Camille ne répondit pas.
– Que t'arrive-t-il? demanda-t-il doucement.
Camille passa ses doigts entre les brins d'herbe sèche freinée par la gêne, tentée par la fuite.
– J'ai besoin d'aide.
Adamsberg leva la branche hors de l'eau, changea de position et se plaça face à elle, jambes croisées. Puis, avec des gestes attentifs et précis, il déposa la branche devant ses genoux, entre eux deux. Elle n'était pas droite et, d'une main, il rectifia sa position. Adamsberg avait de très belles mains, solides et équilibrées, grandes pour sa taille.
– Quelqu'un qui te veut du mal? dit-il.
– Non.
La perspective de déverser toute cette longue histoire de brebis, d'homme sans poils, de Soliman, de marigot puant, de bétaillère, de poursuite et de ratages la désolait par avance. Elle cherchait l'entrée la moins absurde.
– Reste cette affaire de moutons, dit Adamsberg. La bête du Mercantour.

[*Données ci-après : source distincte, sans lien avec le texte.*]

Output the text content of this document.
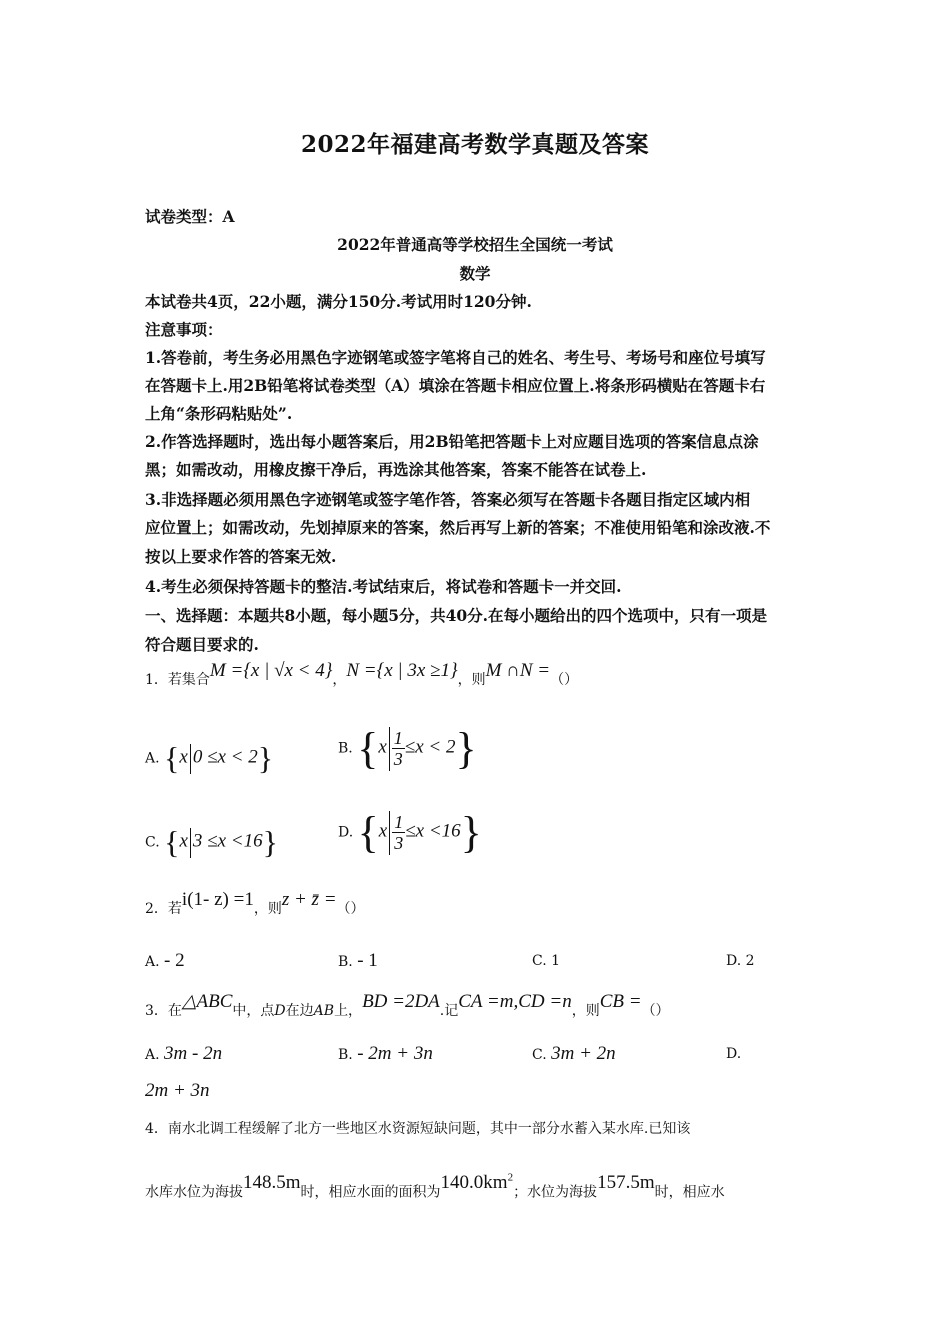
2022年福建高考数学真题及答案
试卷类型：A
2022年普通高等学校招生全国统一考试
数学
本试卷共4页，22小题，满分150分.考试用时120分钟.
注意事项：
1.答卷前，考生务必用黑色字迹钢笔或签字笔将自己的姓名、考生号、考场号和座位号填写
在答题卡上.用2B铅笔将试卷类型（A）填涂在答题卡相应位置上.将条形码横贴在答题卡右
上角“条形码粘贴处”.
2.作答选择题时，选出每小题答案后，用2B铅笔把答题卡上对应题目选项的答案信息点涂
黑；如需改动，用橡皮擦干净后，再选涂其他答案，答案不能答在试卷上.
3.非选择题必须用黑色字迹钢笔或签字笔作答，答案必须写在答题卡各题目指定区域内相
应位置上；如需改动，先划掉原来的答案，然后再写上新的答案；不准使用铅笔和涂改液.不
按以上要求作答的答案无效.
4.考生必须保持答题卡的整洁.考试结束后，将试卷和答题卡一并交回.
一、选择题：本题共8小题，每小题5分，共40分.在每小题给出的四个选项中，只有一项是
符合题目要求的.
1．若集合M ={x | √x < 4}，N ={x | 3x ≥1}，则M ∩N =（）
A. {x 0 ≤x < 2}	B. $\{x \frac{1}{3} \le x < 2\}$
C. {x 3 ≤x <16}	D. $\{x \frac{1}{3} \le x <16\}$
2．若i(1- z) =1，则z + z̄ =（）
A. - 2	B. - 1	C. 1	D. 2
3．在△ABC中，点D在边AB上，BD =2DA.记CA =m,CD =n，则CB =（）
A. 3m - 2n	B. - 2m + 3n	C. 3m + 2n	D.
2m + 3n
4．南水北调工程缓解了北方一些地区水资源短缺问题，其中一部分水蓄入某水库.已知该
水库水位为海拔148.5m时，相应水面的面积为$140.0km^2$；水位为海拔157.5m时，相应水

Camille leva les yeux, stupéfaite.
– Quelque chose a mal tourné, continua-t-il, quelque chose qui ne t'a pas plu. Tu t'es lancée là-dedans sans prévenir personne. La gendarmerie locale n'est pas au courant. Tu travailles en franc-tireur et à présent, tu bloques. Tu cherches un flic pour te tirer de là, un flic qui ne t'enverra pas au diable. De guerre lasse, et parce que tu n'en connais vraiment pas d'autre, tu me cherches, mal décidée. Et tu me trouves. Et tout d'un coup, tu ne sais plus comment tu en es arrivée là. Tu te fous de ces brebis. Ce que tu voudrais, au fond, c'est repartir. Marcher et fuir.